"sacred honour", "office of honour"

Joel S. Berson Berson at ATT.NET
Tue Apr 9 13:02:02 UTC 2013

So there does appear to be a distinction.  I am
interested in the definitions of each office --
honor, trust, profit -- that show these
differences.  Not in whether or not the phrase
"offices of honor, trust, and profit" was intended to be all-encompassing.

P.S.  I'm sure the Founders were thinking about
offices where the office-holder was entitled to a
part of the revenues -- offices such as customs
agent or surveyor of the woods -- or, we might
remember, the "Stamp Man".  Such officers were
appointed by the Crown, and were a constant
source of contention with the colonists.  And
were consumers of tar and feathers.  Whether or
not "office of profit" meant any office with pay,
or only such "farmed" offices, I don't know.

But there was this sense of "profit" -- 3. A
material benefit derived from a property, *position*, etc.; income, revenue.
   1661   in J. D. Marwick Extracts Rec. Burgh
Glasgow (1881) II. 461   To Charles M'Clean,
jylour [£20]..for his extraordinarie paines in
attending the tolbuith..having got no profeit therby.
   1710   E. Freke Diary 8 Sept. in Jrnl. Cork
Hist. & Archaeol. Soc. (1912) 18 94   The tithes
& prophitts belong to the Church and Rectory.
   1788  Astræa 76   The Sheriff was the King's
Farmer, and was to account for the issues and
profits of his bailiwick at Easter and Michaelmas.

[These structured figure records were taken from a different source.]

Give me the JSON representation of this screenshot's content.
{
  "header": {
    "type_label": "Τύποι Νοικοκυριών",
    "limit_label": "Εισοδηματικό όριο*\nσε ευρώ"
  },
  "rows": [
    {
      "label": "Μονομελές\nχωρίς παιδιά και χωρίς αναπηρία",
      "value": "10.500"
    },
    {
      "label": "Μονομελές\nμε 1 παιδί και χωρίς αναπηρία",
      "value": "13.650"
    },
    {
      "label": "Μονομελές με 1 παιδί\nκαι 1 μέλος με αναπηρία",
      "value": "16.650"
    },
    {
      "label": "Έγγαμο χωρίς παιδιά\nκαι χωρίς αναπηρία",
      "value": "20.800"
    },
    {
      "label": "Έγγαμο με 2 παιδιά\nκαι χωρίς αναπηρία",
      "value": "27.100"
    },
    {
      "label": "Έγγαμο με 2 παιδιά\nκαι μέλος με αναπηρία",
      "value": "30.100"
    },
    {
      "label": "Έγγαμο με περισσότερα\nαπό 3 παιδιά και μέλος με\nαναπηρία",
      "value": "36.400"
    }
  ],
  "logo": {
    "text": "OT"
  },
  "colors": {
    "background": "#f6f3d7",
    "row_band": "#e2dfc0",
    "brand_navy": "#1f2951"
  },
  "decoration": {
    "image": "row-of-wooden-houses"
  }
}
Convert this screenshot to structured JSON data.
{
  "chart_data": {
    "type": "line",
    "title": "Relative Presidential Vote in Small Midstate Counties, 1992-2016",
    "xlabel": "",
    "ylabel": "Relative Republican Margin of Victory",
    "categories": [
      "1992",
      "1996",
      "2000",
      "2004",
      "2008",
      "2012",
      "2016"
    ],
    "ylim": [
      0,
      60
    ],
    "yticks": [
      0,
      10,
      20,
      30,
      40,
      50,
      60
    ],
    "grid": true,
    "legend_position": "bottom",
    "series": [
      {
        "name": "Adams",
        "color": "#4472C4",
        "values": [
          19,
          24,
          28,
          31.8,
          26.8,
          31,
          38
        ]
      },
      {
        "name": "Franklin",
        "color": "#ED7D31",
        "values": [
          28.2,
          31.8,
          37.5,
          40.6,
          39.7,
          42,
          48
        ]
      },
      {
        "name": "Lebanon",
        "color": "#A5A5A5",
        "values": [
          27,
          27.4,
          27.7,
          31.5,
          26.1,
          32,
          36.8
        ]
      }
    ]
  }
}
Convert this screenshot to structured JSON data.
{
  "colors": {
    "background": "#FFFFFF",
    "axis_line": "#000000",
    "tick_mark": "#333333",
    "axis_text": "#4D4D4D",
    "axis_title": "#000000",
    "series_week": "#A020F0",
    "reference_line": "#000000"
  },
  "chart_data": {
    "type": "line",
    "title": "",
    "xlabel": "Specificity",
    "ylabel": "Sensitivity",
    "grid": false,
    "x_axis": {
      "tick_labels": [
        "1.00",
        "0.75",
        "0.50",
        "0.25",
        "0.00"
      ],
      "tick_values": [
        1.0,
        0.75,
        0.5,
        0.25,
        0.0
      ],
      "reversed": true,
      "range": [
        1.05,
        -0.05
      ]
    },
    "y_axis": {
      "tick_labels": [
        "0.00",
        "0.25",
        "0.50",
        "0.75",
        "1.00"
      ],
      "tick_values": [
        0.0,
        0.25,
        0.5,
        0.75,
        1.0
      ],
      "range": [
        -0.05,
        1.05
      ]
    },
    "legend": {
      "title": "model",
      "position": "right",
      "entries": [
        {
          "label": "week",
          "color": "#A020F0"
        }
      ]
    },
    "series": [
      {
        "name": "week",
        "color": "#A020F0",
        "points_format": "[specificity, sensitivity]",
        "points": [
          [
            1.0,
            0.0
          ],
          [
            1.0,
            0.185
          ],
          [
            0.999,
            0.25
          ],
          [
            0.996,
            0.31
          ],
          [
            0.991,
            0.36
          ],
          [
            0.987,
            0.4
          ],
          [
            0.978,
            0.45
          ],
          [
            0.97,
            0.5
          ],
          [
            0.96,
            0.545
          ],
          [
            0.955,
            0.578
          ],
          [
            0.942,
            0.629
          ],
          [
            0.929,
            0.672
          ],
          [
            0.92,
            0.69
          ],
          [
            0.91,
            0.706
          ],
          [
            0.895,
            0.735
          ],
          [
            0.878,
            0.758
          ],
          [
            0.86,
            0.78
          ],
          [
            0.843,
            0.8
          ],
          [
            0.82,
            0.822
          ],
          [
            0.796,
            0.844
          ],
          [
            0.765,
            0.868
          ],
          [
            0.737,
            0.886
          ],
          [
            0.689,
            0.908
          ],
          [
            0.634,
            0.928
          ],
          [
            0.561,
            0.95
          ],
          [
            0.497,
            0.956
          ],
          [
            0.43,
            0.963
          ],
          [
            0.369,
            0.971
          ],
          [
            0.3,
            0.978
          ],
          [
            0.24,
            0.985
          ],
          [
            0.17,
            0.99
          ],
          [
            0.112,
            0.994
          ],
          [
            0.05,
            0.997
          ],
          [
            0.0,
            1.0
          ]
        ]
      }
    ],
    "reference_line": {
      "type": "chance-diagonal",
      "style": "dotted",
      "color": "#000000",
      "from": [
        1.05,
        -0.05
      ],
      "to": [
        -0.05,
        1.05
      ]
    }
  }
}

At 4/8/2013 10:35 PM, Dan Goncharoff wrote:
>The Constitution says: "No Title of Nobility shall be granted by the United
>States: And no Person holding any Office of Profit or Trust under them,
>shall, without the Consent of the Congress, accept of any present,
>Emolument, Office, or Title, of any kind whatever, from any King, Prince,
>or foreign State."
>Seems to me the Founders were thinking about such things.